Join us for a great evening of words, sound and music :

6.30pm
Conversation about the influences of colonisation and nationalism upon Ireland with artists Ailbhe Ní Bhriain, Mairéad McClean and historian Ciaran O’Neill (further details below), in the lecture room

7.30pm
Musical reading of James Joyce's Finnegan's Wake by actor Barry McGovern, in the chapel

7.50pm
Performance by composer Roger Doyle chapel followed by sound installation from the Finnegan's Wake project, in the chapel

7.30pm to 9.30pm
Screening of Ulysses | Film, by Alan Gilsenan, in association with the Museum of Literature Ireland

8.15pm-8.45pm
Accompanied visit of the exhibition of artists' books inspired by James Joyce's texts in CCI's Old Library - Leo. J.M. Koenders Collection

Exhibitions to (re)visit all evening: A Nation Under the Influence, Following Ulysses and the Reading Ulysses installation.
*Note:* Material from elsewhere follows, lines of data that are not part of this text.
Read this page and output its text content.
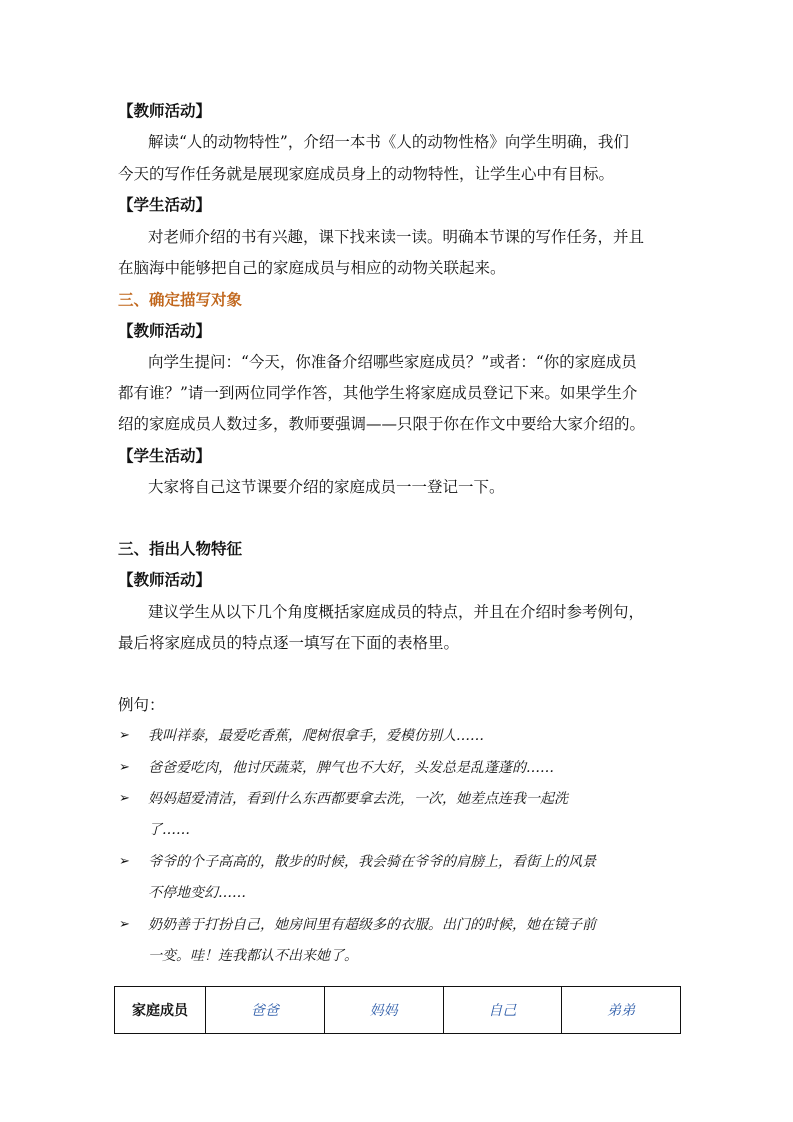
【教师活动】
解读“人的动物特性”，介绍一本书《人的动物性格》向学生明确，我们
今天的写作任务就是展现家庭成员身上的动物特性，让学生心中有目标。
【学生活动】
对老师介绍的书有兴趣，课下找来读一读。明确本节课的写作任务，并且
在脑海中能够把自己的家庭成员与相应的动物关联起来。
三、确定描写对象
【教师活动】
向学生提问：“今天，你准备介绍哪些家庭成员？”或者：“你的家庭成员
都有谁？”请一到两位同学作答，其他学生将家庭成员登记下来。如果学生介
绍的家庭成员人数过多，教师要强调——只限于你在作文中要给大家介绍的。
【学生活动】
大家将自己这节课要介绍的家庭成员一一登记一下。
三、指出人物特征
【教师活动】
建议学生从以下几个角度概括家庭成员的特点，并且在介绍时参考例句，
最后将家庭成员的特点逐一填写在下面的表格里。
例句：
➢ 我叫祥泰，最爱吃香蕉，爬树很拿手，爱模仿别人……
➢ 爸爸爱吃肉，他讨厌蔬菜，脾气也不大好，头发总是乱蓬蓬的……
➢ 妈妈超爱清洁，看到什么东西都要拿去洗，一次，她差点连我一起洗
了……
➢ 爷爷的个子高高的，散步的时候，我会骑在爷爷的肩膀上，看街上的风景
不停地变幻……
➢ 奶奶善于打扮自己，她房间里有超级多的衣服。出门的时候，她在镜子前
一变。哇！连我都认不出来她了。
家庭成员	爸爸	妈妈	自己	弟弟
Ulysses paints a portrait of Dublin as a fully integrated city of the British Empire but where the constant rumblings of the nationalist movement can be heard. This evening Ciaran O’Neill, Trinity College Dublin specialist in 19th century history, discusses the on-going legacies of colonial power and its corollary, nationalism, with CCI exhibition artists Ailbhe ni Bhriain and Mairéad McClean. The filmwork of the former looks at the mindset behind the establishing of the British Museum, and its wider influence on Ireland, while Mairéad McClean’s film piece captures the personal and the political in addressing her father’s internment without trial in Long Kesh prison, Northern Ireland, during the early 1970s.

And also: On 18 February at 7.30pm, screening of the documentary The Curious Works of Roger Doyle.